Paper NM-WeE8
Towards Producing Bulk Monolithic Core/Shell Nanocomposites

Wednesday, December 14, 2016, 8:00 pm, Room Hau

With designed bulk nanostructured solids, one could potentially combine properties that are mutually exclusive in a single bulk material, and, as a result, dramatically improve the desired performance. However, a major research challenge and roadblock is how to produce 3D nanostructured materials consistently with the required phases arranged in designated spatial order that are at the same time fully dense without porosity and detrimental phases. Known state-of-the-art techniques for producing bulk nanostructures cannot simultaneously meet all these requirements. As a result, the inherent properties of such bulk monolithic nanostructured materials are greatly unknown and unexplored.

We developed an Enhanced High Pressure Sintering (EHPS) process to consolidate oxide, metal, and semiconductor nanoparticles into 3-dimensional monolithic nanostructured materials. EHPS incorporates stringent environmental control and utilizes high pressures to break agglomerates while simultaneously exploiting the increased pristine surface potential of nanoparticles for surface-energy-driven densification without microstructural changes. Using this approach, monolithic nanocrystalline transparent ceramics with grain size bellow 30 nm are demonstrated. Such ceramics exhibit a 30% increase in hardness over a corresponding order of magnitude reduction in grain size and suggest that Hall-Petch type (strengthening via grain size reduction) relations exist in ceramics at least down to 30nm [1].

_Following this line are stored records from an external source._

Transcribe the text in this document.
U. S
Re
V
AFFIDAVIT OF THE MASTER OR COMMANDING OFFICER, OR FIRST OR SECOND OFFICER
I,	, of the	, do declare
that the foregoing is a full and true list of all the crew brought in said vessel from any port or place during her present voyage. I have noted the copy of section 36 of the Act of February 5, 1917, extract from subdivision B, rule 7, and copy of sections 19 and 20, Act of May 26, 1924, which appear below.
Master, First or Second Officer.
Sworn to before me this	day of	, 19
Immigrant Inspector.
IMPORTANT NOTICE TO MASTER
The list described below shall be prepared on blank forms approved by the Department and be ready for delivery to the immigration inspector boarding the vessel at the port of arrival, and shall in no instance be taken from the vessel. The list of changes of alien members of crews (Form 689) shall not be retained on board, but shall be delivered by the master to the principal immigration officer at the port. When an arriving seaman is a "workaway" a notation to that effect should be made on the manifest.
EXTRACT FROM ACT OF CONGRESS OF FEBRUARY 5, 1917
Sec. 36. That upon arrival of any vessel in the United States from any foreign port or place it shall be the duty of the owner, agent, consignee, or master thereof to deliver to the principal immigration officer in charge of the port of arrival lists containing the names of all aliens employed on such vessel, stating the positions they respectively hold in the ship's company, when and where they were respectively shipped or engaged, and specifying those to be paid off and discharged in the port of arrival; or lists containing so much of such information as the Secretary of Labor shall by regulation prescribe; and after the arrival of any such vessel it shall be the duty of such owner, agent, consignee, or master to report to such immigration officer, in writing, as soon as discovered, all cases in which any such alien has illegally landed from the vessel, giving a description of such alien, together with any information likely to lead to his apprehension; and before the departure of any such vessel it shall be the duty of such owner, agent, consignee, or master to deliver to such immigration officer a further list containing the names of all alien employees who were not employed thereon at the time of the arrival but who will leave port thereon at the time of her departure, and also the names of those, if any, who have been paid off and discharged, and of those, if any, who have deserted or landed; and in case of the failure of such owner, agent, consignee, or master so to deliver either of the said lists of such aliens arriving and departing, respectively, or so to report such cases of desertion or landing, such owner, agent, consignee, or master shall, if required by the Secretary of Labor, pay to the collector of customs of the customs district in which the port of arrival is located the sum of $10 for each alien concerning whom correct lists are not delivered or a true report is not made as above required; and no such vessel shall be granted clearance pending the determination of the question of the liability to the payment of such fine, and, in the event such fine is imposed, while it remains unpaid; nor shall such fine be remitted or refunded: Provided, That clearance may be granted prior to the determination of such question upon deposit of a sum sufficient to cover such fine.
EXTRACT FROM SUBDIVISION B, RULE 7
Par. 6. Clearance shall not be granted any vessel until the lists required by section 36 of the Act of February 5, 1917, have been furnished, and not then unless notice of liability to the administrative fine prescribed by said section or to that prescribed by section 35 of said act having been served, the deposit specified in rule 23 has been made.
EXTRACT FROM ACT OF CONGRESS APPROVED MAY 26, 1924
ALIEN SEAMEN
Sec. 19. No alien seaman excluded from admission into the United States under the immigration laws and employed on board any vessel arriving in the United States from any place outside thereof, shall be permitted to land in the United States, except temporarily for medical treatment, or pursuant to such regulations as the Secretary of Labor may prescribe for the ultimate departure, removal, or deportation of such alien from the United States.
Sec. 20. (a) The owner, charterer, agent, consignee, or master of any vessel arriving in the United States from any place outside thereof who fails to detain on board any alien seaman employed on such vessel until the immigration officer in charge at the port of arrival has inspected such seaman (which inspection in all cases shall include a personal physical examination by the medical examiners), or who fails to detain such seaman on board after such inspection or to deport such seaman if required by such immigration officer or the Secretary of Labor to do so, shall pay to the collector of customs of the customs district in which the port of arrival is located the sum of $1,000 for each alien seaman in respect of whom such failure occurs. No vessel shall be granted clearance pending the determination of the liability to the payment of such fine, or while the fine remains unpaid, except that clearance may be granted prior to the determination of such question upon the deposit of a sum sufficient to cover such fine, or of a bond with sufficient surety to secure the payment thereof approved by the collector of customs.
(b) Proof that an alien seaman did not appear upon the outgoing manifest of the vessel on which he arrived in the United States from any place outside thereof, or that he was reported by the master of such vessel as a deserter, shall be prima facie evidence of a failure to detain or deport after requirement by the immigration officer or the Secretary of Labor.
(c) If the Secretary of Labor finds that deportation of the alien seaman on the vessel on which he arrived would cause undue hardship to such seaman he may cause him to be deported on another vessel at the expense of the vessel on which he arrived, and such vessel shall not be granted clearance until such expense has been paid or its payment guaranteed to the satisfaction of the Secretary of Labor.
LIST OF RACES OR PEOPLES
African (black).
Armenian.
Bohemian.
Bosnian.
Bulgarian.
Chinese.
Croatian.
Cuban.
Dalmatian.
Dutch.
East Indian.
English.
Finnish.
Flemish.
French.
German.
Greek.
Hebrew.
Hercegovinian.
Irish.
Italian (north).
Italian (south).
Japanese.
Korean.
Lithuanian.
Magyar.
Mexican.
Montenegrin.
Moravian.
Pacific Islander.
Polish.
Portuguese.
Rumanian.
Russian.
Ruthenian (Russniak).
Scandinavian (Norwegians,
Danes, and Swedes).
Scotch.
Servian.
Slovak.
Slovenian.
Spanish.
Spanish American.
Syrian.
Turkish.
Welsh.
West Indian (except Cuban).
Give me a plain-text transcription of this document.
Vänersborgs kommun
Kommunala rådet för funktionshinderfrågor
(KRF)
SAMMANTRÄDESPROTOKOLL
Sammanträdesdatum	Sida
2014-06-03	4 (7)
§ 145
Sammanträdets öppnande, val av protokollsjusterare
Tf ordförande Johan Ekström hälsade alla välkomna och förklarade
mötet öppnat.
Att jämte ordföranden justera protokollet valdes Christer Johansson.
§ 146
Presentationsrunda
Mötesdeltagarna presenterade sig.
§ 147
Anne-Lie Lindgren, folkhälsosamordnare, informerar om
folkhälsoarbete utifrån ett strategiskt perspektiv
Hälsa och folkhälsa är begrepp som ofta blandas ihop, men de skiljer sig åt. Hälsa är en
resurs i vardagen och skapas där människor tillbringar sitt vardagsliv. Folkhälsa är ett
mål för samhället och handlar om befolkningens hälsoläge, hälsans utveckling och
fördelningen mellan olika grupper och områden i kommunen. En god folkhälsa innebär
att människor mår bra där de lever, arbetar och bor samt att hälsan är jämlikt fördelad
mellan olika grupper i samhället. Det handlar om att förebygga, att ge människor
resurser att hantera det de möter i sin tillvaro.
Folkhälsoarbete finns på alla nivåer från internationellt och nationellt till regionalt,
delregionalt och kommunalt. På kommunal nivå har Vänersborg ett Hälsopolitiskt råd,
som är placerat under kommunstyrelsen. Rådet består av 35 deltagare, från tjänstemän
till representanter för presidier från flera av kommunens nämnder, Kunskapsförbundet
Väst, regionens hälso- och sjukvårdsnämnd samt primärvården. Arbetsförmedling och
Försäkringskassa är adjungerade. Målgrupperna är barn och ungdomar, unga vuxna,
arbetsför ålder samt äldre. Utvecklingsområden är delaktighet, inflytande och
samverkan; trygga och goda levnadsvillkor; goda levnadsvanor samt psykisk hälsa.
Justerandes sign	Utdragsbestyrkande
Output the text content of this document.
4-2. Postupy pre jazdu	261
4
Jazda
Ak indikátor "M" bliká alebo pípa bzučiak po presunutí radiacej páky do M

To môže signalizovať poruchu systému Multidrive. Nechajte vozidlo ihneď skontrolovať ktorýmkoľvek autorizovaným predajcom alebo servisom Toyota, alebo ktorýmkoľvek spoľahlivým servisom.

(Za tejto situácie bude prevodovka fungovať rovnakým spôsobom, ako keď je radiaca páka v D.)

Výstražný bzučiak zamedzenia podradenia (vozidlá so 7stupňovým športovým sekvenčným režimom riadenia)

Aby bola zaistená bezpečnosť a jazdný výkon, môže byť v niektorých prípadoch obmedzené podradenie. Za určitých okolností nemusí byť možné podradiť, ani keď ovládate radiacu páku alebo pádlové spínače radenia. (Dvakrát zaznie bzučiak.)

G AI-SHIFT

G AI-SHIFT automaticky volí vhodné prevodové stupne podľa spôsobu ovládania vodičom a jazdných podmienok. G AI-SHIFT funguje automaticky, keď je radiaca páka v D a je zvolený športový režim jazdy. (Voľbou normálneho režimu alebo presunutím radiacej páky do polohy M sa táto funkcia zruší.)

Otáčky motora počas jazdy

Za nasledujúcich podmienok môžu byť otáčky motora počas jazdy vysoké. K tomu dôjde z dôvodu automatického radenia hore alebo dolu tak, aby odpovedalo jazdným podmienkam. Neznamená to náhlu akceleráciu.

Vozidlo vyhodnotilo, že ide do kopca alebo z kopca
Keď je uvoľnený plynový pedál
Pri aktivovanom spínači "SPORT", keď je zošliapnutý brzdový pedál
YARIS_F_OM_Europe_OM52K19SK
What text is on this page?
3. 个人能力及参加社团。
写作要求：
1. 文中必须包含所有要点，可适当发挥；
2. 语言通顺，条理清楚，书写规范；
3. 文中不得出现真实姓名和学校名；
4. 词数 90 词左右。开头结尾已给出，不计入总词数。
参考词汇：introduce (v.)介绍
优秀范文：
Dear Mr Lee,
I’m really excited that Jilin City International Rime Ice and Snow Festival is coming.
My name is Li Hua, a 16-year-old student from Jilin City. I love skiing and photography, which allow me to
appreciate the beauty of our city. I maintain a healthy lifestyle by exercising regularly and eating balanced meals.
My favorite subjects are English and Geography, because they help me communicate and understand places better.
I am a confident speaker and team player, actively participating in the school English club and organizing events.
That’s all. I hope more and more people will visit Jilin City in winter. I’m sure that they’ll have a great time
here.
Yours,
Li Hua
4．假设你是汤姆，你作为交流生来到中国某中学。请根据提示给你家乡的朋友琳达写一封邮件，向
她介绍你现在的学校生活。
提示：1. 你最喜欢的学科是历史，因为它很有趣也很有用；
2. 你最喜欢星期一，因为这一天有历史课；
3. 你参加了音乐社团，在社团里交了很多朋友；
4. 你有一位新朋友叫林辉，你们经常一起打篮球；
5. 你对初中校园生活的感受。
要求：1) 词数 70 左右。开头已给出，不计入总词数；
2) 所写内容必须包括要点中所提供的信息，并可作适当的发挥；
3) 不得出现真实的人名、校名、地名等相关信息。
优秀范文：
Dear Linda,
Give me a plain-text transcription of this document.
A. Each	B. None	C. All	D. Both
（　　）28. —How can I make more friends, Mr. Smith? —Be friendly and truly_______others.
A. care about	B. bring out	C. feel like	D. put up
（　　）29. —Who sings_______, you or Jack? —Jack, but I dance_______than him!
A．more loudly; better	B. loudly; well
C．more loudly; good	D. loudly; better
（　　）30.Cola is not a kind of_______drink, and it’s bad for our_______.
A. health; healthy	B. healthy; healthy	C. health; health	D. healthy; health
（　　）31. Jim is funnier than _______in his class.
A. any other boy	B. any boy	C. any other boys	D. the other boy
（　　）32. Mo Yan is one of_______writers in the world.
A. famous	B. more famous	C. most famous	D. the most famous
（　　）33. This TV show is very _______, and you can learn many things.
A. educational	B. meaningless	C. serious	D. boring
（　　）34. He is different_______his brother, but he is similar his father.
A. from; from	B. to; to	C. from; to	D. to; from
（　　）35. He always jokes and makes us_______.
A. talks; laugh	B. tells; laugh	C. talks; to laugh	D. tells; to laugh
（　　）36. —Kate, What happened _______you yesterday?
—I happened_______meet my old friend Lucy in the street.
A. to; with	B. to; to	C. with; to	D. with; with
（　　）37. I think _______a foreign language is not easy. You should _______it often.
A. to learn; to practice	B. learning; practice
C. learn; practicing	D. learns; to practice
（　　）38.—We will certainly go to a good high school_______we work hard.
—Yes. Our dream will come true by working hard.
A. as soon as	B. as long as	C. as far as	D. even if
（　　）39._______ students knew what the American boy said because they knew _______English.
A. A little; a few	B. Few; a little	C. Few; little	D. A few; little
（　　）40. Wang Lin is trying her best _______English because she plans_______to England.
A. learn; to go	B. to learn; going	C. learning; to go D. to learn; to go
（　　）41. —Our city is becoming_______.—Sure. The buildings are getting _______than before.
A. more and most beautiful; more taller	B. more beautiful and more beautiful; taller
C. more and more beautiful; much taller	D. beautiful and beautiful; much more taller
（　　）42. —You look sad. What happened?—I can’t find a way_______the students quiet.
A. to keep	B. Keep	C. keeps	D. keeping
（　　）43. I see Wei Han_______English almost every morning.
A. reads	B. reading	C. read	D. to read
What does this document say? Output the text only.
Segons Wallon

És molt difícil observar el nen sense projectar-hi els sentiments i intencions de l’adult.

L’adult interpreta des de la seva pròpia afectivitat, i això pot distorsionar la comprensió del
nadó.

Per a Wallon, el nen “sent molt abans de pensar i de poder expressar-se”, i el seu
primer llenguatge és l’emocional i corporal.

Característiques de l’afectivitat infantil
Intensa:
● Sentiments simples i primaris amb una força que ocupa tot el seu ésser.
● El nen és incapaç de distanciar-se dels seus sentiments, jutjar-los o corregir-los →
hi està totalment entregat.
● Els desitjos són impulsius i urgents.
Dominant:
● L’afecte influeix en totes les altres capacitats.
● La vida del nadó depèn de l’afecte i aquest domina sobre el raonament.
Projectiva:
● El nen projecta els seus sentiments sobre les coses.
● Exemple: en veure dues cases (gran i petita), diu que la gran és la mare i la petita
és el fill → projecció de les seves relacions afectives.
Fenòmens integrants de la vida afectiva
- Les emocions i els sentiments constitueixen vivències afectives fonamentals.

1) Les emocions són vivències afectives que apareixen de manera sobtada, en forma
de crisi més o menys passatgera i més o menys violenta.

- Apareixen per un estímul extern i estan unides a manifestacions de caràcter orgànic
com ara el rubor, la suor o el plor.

Core/shell nanoparticles offer fundamentally new means for nanostructured solids design and tailoring basic properties of these artificial materials. To provide flexibility in core/shell nanoparticles design, a particle atomic layer deposition (pALD) reactor was incorporated in the EHPS facility. The new setup allows to controlling environment during all stages of the nanoparticles processing, atomic layer deposition and sintering. Spinel/alumina core/shell nanoparticles were the first material system tested for producing the first core/shell ceramic nanocomposite. Alumina shell was grown on spinel nanoparticles, and then core/shell nanoparticles sintered under pressure without exposing to atmospheric air. The developed nanocomposite ceramics demonstrated better hardness and fracture toughness than pure nanocrystalline spinel.